Yep. Watching the younger generation overcome the arrogance that is a natural part of youth is always interesting. Of course, they'll never admit that they were arrogant in the first place, but watching them change as they age is still interesting. And sometimes, entertaining.
sadly true. In all fairness we have to admit, though, that oldtimers can be fairly arrogant, too. I really loathe the I-am-older-and-therefore-know-everything-better phase.

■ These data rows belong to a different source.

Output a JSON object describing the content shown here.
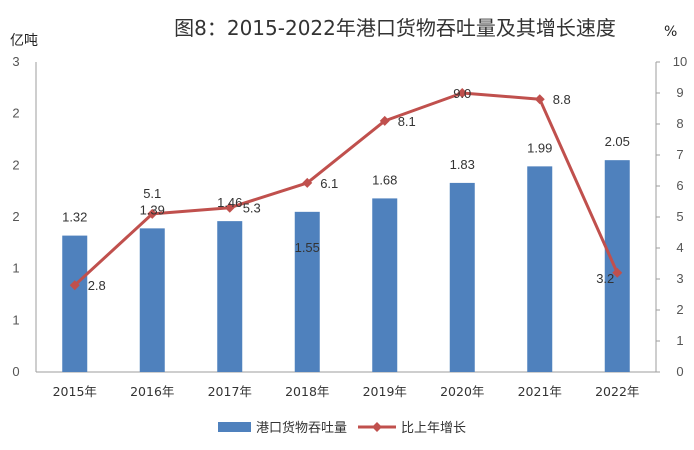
{
  "chart_data": {
    "type": "bar+line",
    "title": "图8：2015-2022年港口货物吞吐量及其增长速度",
    "y_left_unit": "亿吨",
    "y_right_unit": "%",
    "y_left_ticks": [
      "0",
      "1",
      "1",
      "2",
      "2",
      "2",
      "3"
    ],
    "y_left_range": [
      0,
      3
    ],
    "y_right_ticks": [
      "0",
      "1",
      "2",
      "3",
      "4",
      "5",
      "6",
      "7",
      "8",
      "9",
      "10"
    ],
    "y_right_range": [
      0,
      10
    ],
    "categories": [
      "2015年",
      "2016年",
      "2017年",
      "2018年",
      "2019年",
      "2020年",
      "2021年",
      "2022年"
    ],
    "series": [
      {
        "name": "港口货物吞吐量",
        "type": "bar",
        "axis": "left",
        "color": "#4f81bd",
        "values": [
          1.32,
          1.39,
          1.46,
          1.55,
          1.68,
          1.83,
          1.99,
          2.05
        ],
        "labels": [
          "1.32",
          "1.39",
          "1.46",
          "1.55",
          "1.68",
          "1.83",
          "1.99",
          "2.05"
        ]
      },
      {
        "name": "比上年增长",
        "type": "line",
        "axis": "right",
        "color": "#c0504d",
        "values": [
          2.8,
          5.1,
          5.3,
          6.1,
          8.1,
          9.0,
          8.8,
          3.2
        ],
        "labels": [
          "2.8",
          "5.1",
          "5.3",
          "6.1",
          "8.1",
          "9.0",
          "8.8",
          "3.2"
        ]
      }
    ],
    "legend_position": "bottom",
    "grid": false
  }
}
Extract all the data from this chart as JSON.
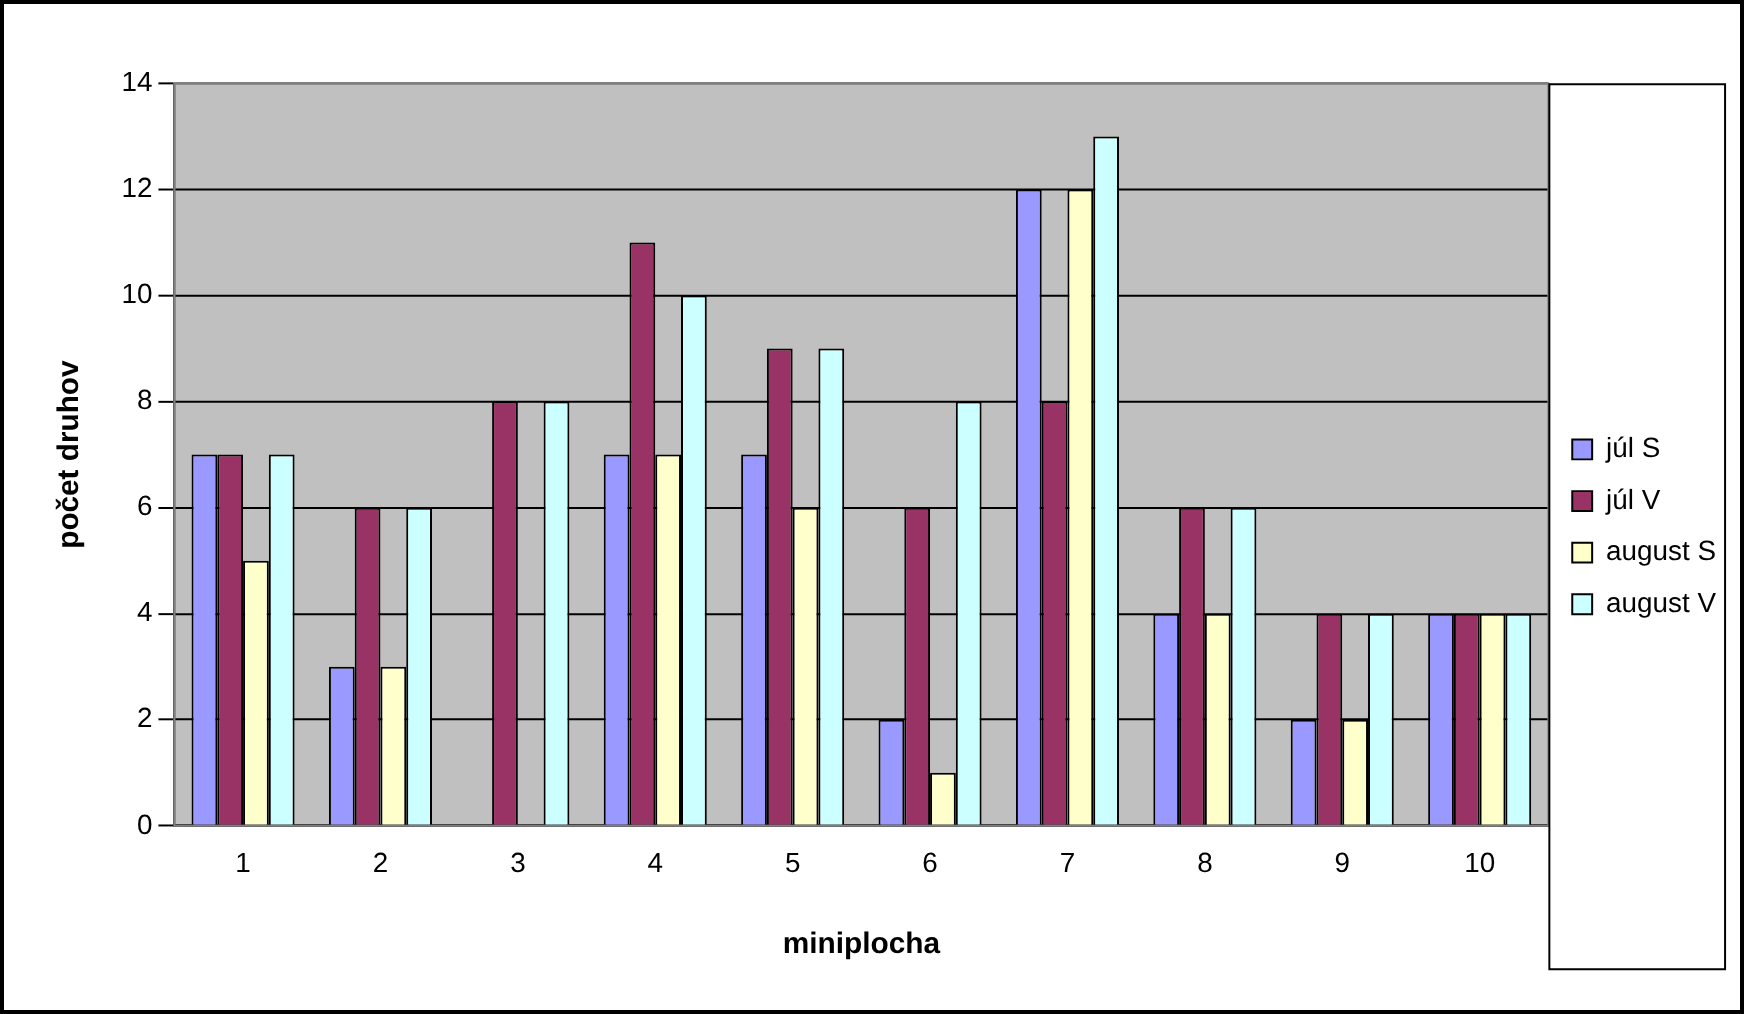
{
  "chart_data": {
    "type": "bar",
    "xlabel": "miniplocha",
    "ylabel": "počet druhov",
    "categories": [
      "1",
      "2",
      "3",
      "4",
      "5",
      "6",
      "7",
      "8",
      "9",
      "10"
    ],
    "series": [
      {
        "name": "júl S",
        "color": "#9999ff",
        "values": [
          7,
          3,
          0,
          7,
          7,
          2,
          12,
          4,
          2,
          4
        ]
      },
      {
        "name": "júl V",
        "color": "#993366",
        "values": [
          7,
          6,
          8,
          11,
          9,
          6,
          8,
          6,
          4,
          4
        ]
      },
      {
        "name": "august S",
        "color": "#ffffcc",
        "values": [
          5,
          3,
          0,
          7,
          6,
          1,
          12,
          4,
          2,
          4
        ]
      },
      {
        "name": "august V",
        "color": "#ccffff",
        "values": [
          7,
          6,
          8,
          10,
          9,
          8,
          13,
          6,
          4,
          4
        ]
      }
    ],
    "ylim": [
      0,
      14
    ],
    "yticks": [
      0,
      2,
      4,
      6,
      8,
      10,
      12,
      14
    ],
    "grid": "y",
    "legend": "right"
  }
}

Not being "old" (i.e. over seventy years of age) I suppose "older" (i.e. not old but also not young) means people like myself, I thought I might as well put my two cents into this thread: Young is that which is not old; young is the cheese that hasn't found it's taste, the wine that is merely grape-juice, the car you'd scrap rather than sell to a collector, the music that hasn't been muzak'ed, the TV-series that still runs, the candle you've just lit, Kirk before The Motion Picture, the bread that is still edible, the fashion some would call outrageous, the technology children -but not their parents- understand and use... young is the 'before', where mature is the 'after'... I think I better read the rest of the thread now. ETA: Having done that (read the rest of the thread) I feel I should add that old is what you are in the process of becoming when you notice that you have more in common with your parents than you have differences
Anyone who is at least 5 years younger than me. Yeah... D: Oh and anyone born in the '90s or later... When people at my job say they were not born in the 1980s or earlier (1990+) I'm always like WTF I'M OLD. For reference, I was born in 1986.
There will come a day, if it hasn't already, when young people will start posting on this BBS who were born in the year the older posters signed up.
As we used to say when I was young: We are the people our parents always warned us about TD, you keep surprising me. You're pretty wise for someone that young.
If you don't remember September 11th, if you have to ask me "what year was that?" or can't tell me what you were doing, you are young. That means, anyone under say 18 years old is young. I'm 30 and starting to feel my age. When I listen to popular music, I think "God, this is terrible! Say something worthwhile!" I look at the ages on alcohol or a pack of smokes (1993 and 1996) and I think about how many things I have in my apartment older than someone who can buy alcohol. I will freak out in 4 years when there are adults, 18-year-olds, that don't remember the 20th century.
how about leaving the coast behind and spend a while in a mountaneous region? We have frosty winters, snow, tourists, Christmas markets, endless forrests, high-calory food and a gazillion sorts of beer.